Home runs are more responsible for offense right now because it’s less easy than it’s been to generate other kinds of offense. Batters have reached less than 27% of the time, and though that makes it more difficult to hit a multi-run homer, that also means there have been fewer opportunities to drive a run home with a single or a double. One interesting indicator: we’ve so far seen just two sac bunts. The sac-bunt rate is way down, and maybe that’s a coincidence, or maybe managers aren’t trying to play smallball because outs are already coming in such droves.

There are many games left to play. Importantly, so far we’ve mostly just seen the best starting pitchers. The numbers will change, to some degree.
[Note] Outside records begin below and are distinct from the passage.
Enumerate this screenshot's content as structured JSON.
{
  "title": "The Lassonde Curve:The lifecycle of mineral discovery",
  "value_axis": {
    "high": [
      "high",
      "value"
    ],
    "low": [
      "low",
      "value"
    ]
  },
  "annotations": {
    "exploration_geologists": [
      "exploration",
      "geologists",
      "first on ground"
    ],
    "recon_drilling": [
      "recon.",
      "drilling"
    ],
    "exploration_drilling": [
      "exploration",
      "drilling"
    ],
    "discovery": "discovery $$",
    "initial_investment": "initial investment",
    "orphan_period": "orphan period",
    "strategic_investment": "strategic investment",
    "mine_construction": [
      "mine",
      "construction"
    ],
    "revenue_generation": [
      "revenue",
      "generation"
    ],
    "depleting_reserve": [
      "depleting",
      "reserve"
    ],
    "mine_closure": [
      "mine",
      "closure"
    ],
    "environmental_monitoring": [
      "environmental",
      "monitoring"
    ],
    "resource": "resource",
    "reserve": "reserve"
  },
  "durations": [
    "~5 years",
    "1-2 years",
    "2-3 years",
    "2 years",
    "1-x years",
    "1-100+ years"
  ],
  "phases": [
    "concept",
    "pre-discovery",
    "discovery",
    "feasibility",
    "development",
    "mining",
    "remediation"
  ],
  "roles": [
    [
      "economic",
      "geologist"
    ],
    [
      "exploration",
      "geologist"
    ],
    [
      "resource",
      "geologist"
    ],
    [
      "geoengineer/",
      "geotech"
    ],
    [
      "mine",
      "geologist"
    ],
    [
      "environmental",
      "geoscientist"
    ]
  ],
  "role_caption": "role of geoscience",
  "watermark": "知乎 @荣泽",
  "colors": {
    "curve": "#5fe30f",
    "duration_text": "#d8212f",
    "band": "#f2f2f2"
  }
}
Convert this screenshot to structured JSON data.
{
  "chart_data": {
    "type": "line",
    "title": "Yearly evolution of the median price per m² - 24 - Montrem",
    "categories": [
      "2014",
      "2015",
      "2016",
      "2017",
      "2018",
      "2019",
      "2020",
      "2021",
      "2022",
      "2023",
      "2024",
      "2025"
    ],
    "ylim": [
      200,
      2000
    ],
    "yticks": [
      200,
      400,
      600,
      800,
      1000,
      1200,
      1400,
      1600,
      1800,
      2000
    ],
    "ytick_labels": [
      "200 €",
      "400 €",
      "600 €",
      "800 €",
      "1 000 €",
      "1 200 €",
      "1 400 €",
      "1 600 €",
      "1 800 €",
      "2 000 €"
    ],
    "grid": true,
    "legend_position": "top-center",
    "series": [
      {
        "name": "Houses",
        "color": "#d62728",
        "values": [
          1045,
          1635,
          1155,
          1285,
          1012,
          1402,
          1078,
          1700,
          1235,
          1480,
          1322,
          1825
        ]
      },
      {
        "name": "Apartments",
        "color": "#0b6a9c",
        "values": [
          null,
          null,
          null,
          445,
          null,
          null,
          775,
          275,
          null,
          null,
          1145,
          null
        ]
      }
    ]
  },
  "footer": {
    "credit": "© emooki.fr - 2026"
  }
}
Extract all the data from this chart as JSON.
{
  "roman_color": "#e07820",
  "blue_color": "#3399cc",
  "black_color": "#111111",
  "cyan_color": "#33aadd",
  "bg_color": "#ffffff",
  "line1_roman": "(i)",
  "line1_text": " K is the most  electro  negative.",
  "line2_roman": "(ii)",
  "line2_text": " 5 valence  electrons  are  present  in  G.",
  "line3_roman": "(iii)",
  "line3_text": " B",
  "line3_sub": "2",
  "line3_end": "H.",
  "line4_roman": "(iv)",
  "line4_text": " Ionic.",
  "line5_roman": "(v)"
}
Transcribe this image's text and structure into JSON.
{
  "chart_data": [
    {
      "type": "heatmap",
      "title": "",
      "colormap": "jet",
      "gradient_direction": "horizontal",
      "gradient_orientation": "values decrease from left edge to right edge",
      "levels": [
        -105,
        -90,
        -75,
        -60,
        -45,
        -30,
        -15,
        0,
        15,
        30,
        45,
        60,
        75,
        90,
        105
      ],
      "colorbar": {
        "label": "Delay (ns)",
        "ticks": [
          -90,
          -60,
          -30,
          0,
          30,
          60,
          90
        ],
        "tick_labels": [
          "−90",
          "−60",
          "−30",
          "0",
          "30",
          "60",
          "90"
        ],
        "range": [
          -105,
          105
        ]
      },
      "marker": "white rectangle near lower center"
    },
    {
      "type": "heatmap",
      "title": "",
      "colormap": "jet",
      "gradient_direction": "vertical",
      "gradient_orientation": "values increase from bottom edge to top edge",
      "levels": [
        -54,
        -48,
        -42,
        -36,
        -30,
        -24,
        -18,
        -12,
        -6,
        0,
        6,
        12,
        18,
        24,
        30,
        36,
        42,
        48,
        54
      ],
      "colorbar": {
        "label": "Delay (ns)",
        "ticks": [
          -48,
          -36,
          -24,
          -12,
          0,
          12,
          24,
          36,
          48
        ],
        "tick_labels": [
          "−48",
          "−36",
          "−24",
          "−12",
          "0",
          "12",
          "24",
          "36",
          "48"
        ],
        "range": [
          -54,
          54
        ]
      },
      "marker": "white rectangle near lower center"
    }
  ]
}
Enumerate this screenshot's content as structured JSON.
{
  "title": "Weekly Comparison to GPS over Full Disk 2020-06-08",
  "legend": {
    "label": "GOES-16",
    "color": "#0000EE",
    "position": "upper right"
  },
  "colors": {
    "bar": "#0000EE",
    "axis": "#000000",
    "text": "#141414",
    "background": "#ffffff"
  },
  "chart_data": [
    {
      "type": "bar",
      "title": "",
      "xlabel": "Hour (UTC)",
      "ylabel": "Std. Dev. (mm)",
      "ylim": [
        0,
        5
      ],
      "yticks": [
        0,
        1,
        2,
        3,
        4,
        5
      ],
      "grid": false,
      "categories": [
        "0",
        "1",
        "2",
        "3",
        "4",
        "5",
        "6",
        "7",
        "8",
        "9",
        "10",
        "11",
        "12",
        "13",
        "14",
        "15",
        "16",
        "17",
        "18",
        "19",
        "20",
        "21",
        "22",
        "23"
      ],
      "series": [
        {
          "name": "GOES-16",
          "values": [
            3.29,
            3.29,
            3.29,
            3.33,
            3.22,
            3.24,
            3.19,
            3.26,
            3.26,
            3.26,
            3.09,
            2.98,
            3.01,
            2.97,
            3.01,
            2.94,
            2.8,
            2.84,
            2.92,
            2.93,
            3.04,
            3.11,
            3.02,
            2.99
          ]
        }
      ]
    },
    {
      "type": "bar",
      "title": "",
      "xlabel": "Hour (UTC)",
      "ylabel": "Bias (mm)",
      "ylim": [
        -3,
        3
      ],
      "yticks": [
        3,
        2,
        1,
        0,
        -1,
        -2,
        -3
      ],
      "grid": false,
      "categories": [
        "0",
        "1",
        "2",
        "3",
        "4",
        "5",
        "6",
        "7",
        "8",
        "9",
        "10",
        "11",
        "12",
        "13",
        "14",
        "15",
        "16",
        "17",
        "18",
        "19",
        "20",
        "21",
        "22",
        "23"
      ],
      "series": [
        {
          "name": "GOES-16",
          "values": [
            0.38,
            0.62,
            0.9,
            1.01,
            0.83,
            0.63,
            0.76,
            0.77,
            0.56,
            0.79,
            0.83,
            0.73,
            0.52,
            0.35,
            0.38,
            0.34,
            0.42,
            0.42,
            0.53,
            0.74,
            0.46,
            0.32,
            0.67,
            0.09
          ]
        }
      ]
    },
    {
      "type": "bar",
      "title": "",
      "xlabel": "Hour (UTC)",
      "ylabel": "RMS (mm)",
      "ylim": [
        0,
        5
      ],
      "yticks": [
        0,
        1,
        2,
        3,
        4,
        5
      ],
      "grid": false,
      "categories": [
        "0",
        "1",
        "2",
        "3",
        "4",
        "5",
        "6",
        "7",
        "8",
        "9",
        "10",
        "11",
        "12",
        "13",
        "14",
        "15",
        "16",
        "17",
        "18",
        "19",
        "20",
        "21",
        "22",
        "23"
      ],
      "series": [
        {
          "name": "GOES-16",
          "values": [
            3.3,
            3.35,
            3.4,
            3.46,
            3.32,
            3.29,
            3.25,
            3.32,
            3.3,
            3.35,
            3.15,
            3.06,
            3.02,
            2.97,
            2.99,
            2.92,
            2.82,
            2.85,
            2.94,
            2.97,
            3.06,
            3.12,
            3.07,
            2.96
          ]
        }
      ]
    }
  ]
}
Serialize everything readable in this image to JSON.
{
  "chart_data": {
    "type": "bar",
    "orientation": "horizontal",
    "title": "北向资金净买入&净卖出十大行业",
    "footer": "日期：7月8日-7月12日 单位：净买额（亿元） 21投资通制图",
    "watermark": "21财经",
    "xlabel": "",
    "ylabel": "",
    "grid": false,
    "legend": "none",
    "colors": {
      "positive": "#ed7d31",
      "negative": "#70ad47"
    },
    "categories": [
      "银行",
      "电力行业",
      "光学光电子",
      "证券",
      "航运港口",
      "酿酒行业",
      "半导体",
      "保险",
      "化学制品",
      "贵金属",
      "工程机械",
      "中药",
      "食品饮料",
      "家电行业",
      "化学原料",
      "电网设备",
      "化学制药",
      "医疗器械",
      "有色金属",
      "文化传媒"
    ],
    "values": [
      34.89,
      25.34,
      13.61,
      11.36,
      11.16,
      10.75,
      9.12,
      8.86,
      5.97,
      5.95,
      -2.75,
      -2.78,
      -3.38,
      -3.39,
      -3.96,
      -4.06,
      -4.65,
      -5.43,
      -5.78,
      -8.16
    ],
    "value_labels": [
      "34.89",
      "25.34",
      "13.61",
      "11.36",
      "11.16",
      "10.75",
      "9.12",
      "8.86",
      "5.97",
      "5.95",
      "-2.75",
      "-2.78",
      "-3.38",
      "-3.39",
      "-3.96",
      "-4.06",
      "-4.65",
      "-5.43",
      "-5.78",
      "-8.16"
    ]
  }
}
But if you’ve felt like offenses have leaned on homers — yeah. Yeah, that’s basically what’s been happening.


Bad Hitting Is Beating Good Pitching

As I write this, the Indians lead the Red Sox 4-0, thanks primarily to a three-run homer from Lonnie Chisenhall. The home run from Chisenhall, off David Price, was his first home run off a left-hander this season. That would be notable, except that the first few days of this postseason have been filled with home runs from guys you don’t expect home runs from.

At this point, 15 different players have hit a home run in the postseason, Wild Card games included. Here are those 15 players, along with their regular season HR and wRC+ numbers.

Little Guys Going Yard
Player Regular Season HR Regular Season wRC+
Mark Trumbo 47 123
Edwin Encarnacion 42 134
Troy Tulowitzki 24 102
Jason Kipnis 23 117
Jose Bautista 22 122
Melvin Upton Jr. 20 84
Francisco Lindor 15 112
Lonnie Chisenhall 8 103
Sandy Leon 7 123
Brock Holt 7 86
Kevin Pillar 7 80
Conor Gillaspie 6 98
Ezequiel Carrera 6 85
Roberto Perez 3 58
Andrew Benintendi 2 120

Eight of the 15 players to hit one out so far this year had single-digit home run totals on the season; seven of the 15 had a wRC+ below 100. Besides Trumbo, Encarnacion, and Bautista, this is just not a group that you think of as big time sluggers. But facing some of the best pitchers in baseball, these are the guys muscling up and hitting the ball over the wall.

Of course, we’re talking about a half dozen games, so this isn’t really meaningful data. But it is a bit of a continuation of the trend we saw this year, where low-power guys started hitting for more power, and a reminder that the home run spike of 2016 has been led by the middle class of hitters.